Je ressens un manque de volonté de leur part de savoir ce qu’il se passe vraiment sur le terrain. Le ministre Jean Asselborn, qui fait souvent preuve d’humanité, est peut-être trop éloigné du terrain pour avoir conscience de ces situations. Nous, travailleurs sociaux, ce dont on a besoin aujourd’hui, c’est d’être écoutés : on a demandé un entretien avec lui pour lui faire part de ce qu’on voit tous les jours.
On est dans une logique qui consiste à suivre les règles établies, les lois : mais ces personnes sont là et survivent dans des conditions déplorables, alors qu’est-ce qu’on fait? On doit sortir de cette bulle luxembourgeoise où on veut croire que tout va bien : on a ces centaines de personnes qui sont des proies faciles pour les propriétaires et les patrons véreux, les agresseurs sexuels, etc. Comment les aider si elles ne peuvent pas en parler?
Les régulariser serait un vrai signe de solidarité de la part du Luxembourg qui se dit un pays d’accueil : on parle beaucoup des réfugiés, mais fuir un mari violent ou la faim, est-ce vraiment si différent? Je pense que c’est le moment, avec cette pandémie, de remettre les compteurs à zéro et d’arrêter de faire l’autruche.
Vous plaidez pour une régularisation massive?
Ce serait un premier pas. Cela a été fait en 2013, où une grande partie des sans-papiers a été régularisée et cela n’a pas engendré d’ »appel d’air » pour autant. Un autre pas serait d’analyser, dans nos lois, ce qui génère des situations irrégulières : encore hier, on a reçu un monsieur qui travaille dans une grande entreprise du pays, avec un contrat de 30 heures. Il n’a pas pu renouveler son titre de séjour, car il fallait un CDI de 40 heures, et du coup, privé de papiers en règle, son employeur n’a pas pu le garder. Et il va lui être impossible de se faire embaucher ailleurs.

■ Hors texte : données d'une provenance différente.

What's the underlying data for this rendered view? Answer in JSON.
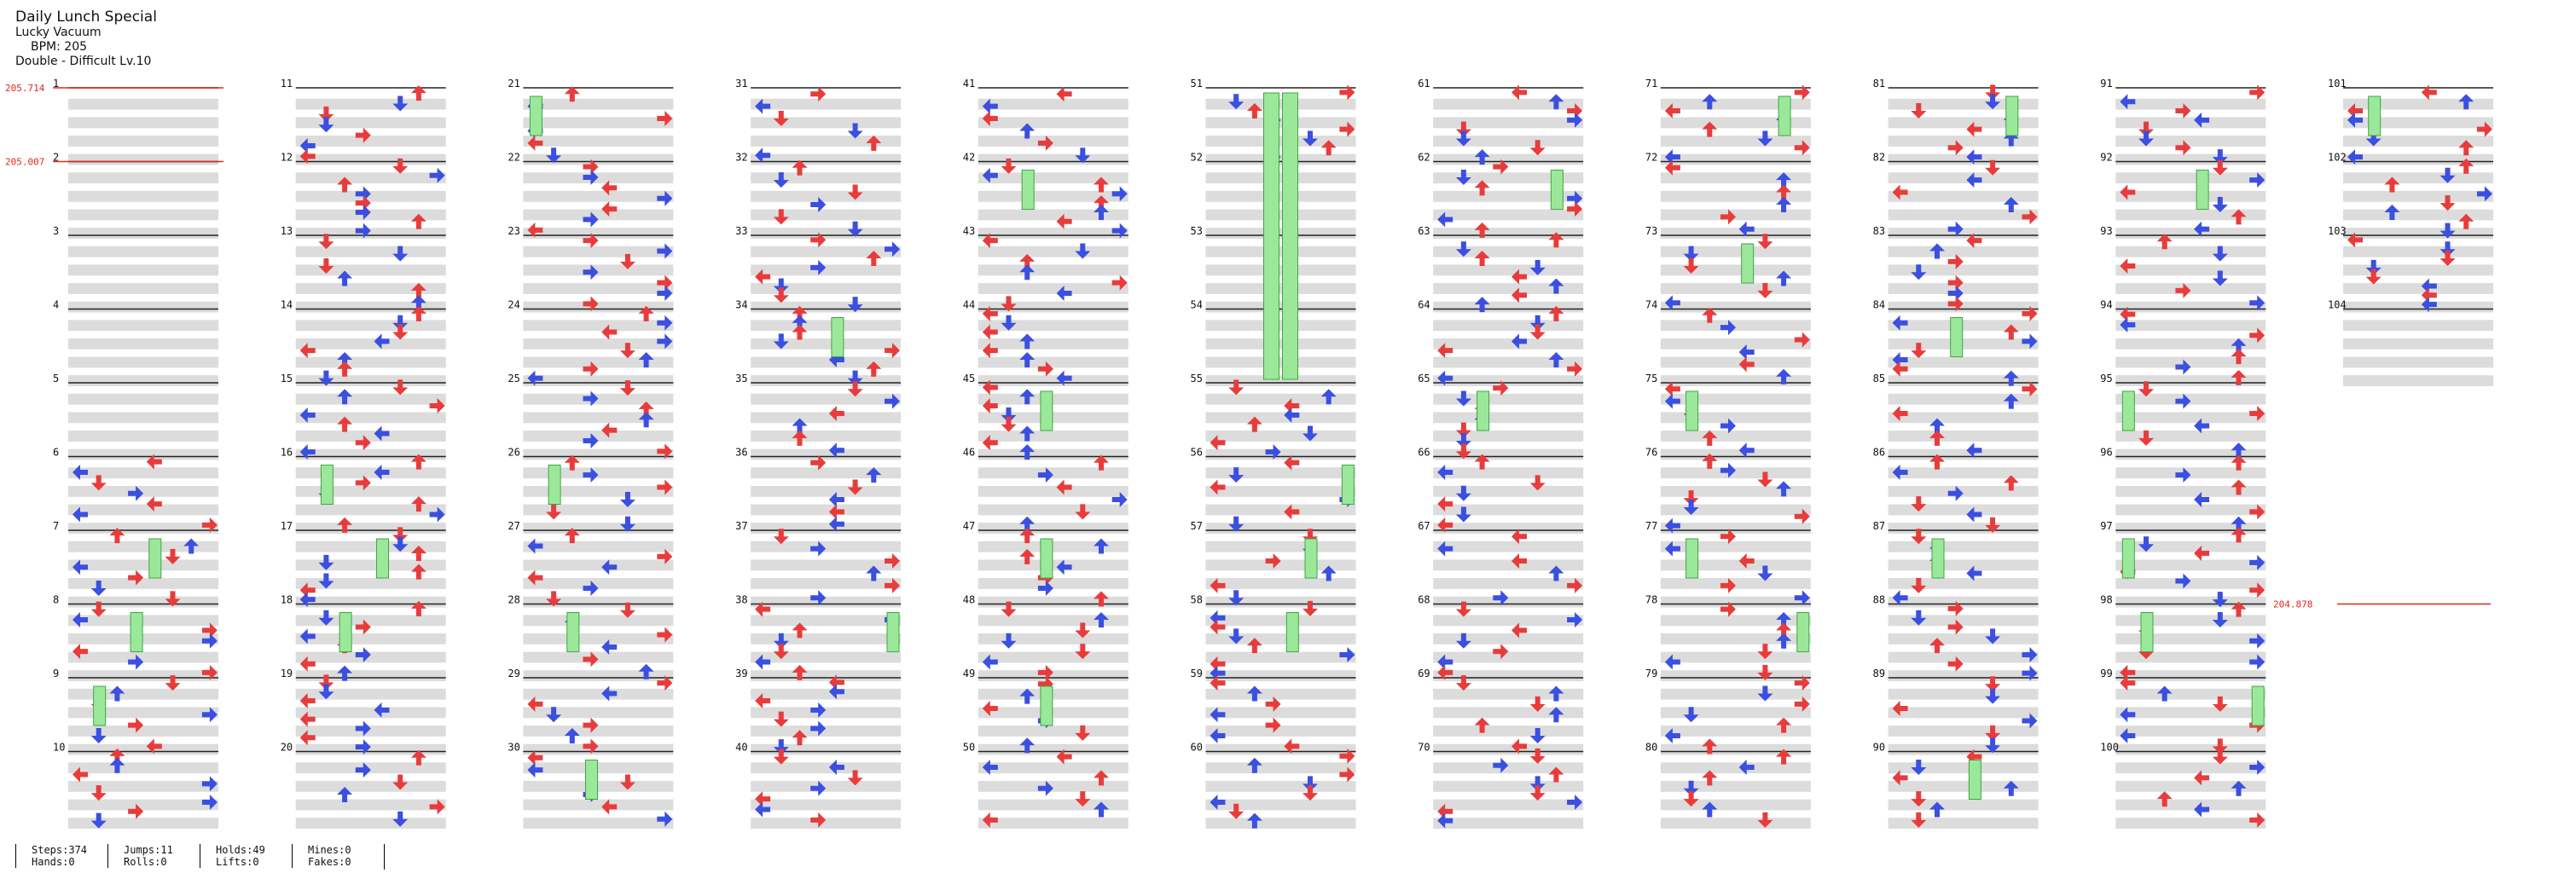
{
  "header": {
    "title": "Daily Lunch Special",
    "artist": "Lucky Vacuum",
    "bpm": "BPM: 205",
    "difficulty": "Double - Difficult  Lv.10"
  },
  "colors": {
    "red_arrow": "#e83c3c",
    "blue_arrow": "#3b4fe0",
    "hold": "#9be89b",
    "hold_border": "#3fa63f",
    "row_stripe": "#dcdcdc",
    "measure_line": "#222222",
    "bpm_marker": "#e0281e"
  },
  "chart": {
    "measure_count": 104,
    "measures_per_column": 10,
    "bpm_changes": [
      {
        "measure": 1,
        "label": "205.714"
      },
      {
        "measure": 2,
        "label": "205.007"
      },
      {
        "measure": 98,
        "label": "204.878"
      }
    ]
  },
  "stats": [
    [
      "Steps:374",
      "Hands:0"
    ],
    [
      "Jumps:11",
      "Rolls:0"
    ],
    [
      "Holds:49",
      "Lifts:0"
    ],
    [
      "Mines:0",
      "Fakes:0"
    ]
  ]
}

Cette condition qui, au départ, est censée le protéger et lui permettre de subvenir à ses besoins, crée des situations intenables dans les faits. Tout comme exiger un logement « adéquat » au regroupement familial alors que certains Luxembourgeois eux-mêmes ne sont pas capables de louer ce type de bien. Le Luxembourg doit être ouvert à la régularisation. La refuser n’empêche pas ces personnes d’être là et les maintient dans des conditions de vie qui ne sont pas dignes.
Christelle Brucker
La jeune femme menacée d’expulsion
toujours dans l’impasse
Convoquée ce jeudi à la direction de l’Immigration, la Brésilienne en situation irrégulière qui a dénoncé les violences de son patron est toujours dans une position incertaine : «Elle a pu récupérer son passeport et va maintenant introduire une demande de sursis à l’éloignement. Les autorités l’ont déjà informée qu’il sera accordé pour une durée de six mois», rapporte Jessica Lopes. «Elle est donc dans une sorte d’impasse, puisqu’elle n’est pas régularisée.»
Elle souhaite désormais que sa plainte aboutisse et être reconnue en tant que victime. «C’est le plus important pour elle», confie celle qui l’a accompagnée au commissariat. «Elle attend aussi d’être rémunérée pour tout le travail presté et jamais payé. Pour l’avenir, elle espère pouvoir rester au Luxembourg alors que son pays s’enfonce dans la crise sanitaire et économique.» Une demande de titre de séjour pour raisons privées a été déposée, avec une personne qui a signé pour elle un engagement de prise en charge, mais c’est «un titre difficile à obtenir», prévient l’assistante sociale.